CBO: Increases in SSDI due to aging boomers, not goldbricks

| Jul 27, 2012 | Social Security Disability |

New Jersey readers of this blog might be aware of the recent rancor in Congress and in the news regarding disability benefits. Critics allege that Social Security disability insurance beneficiaries depend too heavily on the government for handouts and that disability benefits are easy to access.

Anyone who has applied for SSDI knows that the process can be incredibly complicated. Certain disorders that result in severe disability or death are on a list that fast-tracks the application process, but for most applicants, proving that a disability meets the Social Security Administration’s criteria, can take years.

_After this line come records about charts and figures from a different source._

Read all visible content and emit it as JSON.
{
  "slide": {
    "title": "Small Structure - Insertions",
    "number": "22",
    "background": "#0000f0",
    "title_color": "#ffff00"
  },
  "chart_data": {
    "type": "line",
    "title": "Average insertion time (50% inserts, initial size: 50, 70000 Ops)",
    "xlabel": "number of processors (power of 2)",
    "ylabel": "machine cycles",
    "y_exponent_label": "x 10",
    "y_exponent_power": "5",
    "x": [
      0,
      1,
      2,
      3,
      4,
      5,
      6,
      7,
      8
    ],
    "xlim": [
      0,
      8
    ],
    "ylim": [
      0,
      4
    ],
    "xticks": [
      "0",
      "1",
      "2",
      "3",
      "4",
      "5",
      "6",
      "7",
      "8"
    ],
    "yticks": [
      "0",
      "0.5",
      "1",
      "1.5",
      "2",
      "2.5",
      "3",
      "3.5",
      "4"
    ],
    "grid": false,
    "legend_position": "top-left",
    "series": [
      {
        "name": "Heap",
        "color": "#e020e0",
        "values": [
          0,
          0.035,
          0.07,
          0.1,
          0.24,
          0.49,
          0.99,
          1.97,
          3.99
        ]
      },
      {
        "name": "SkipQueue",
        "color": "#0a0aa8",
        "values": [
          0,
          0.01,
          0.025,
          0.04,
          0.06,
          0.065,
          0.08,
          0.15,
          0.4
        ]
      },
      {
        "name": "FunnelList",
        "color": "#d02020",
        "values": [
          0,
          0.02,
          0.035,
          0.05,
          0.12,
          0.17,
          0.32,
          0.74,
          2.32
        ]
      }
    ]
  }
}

Amid the political debate, the Congressional Budget Office released a study recently that debunks the allegations that disability beneficiaries are looking for a handout. The study finds the population receiving the largest increase in SSDI benefits is made up of baby boomers that are getting older. Between 1996 and 2009, as the baby boomers began to turn 50, the portion of SSDI benefits given to older workers as a whole jumped from 67 to 76 percent.

Younger workers accessed SSDI less during the same period, with the portion of benefits awarded to people between 25 and 44 years old actually decreasing from 31 percent to 22 percent.

The report found that even if nothing else had changed, aging baby boomers would have increased the SSDI rolls. But things did change creating other significant factors that contributed to the increase in SSDI enrollment. Readers of this blog may recall a discussion in February regarding the effect of the recession on disability benefits. Fewer jobs for everyone mean fewer jobs for disabled individuals as well. The CBO study determined that people who would qualify for disability insurance sometimes choose to work when jobs are easy to find.

Another factor cited by the CBO is the fact that women have entered the workforce in increasing numbers in the last four decades, which means that there is now a much larger population of working people who potentially might develop a disability.

The CBO study acknowledges the complexity of covering disability in the United States and provides options that lawmakers could consider to address the looming shortfall in SSDI funding. They include such moves as cutting benefits or raising taxes.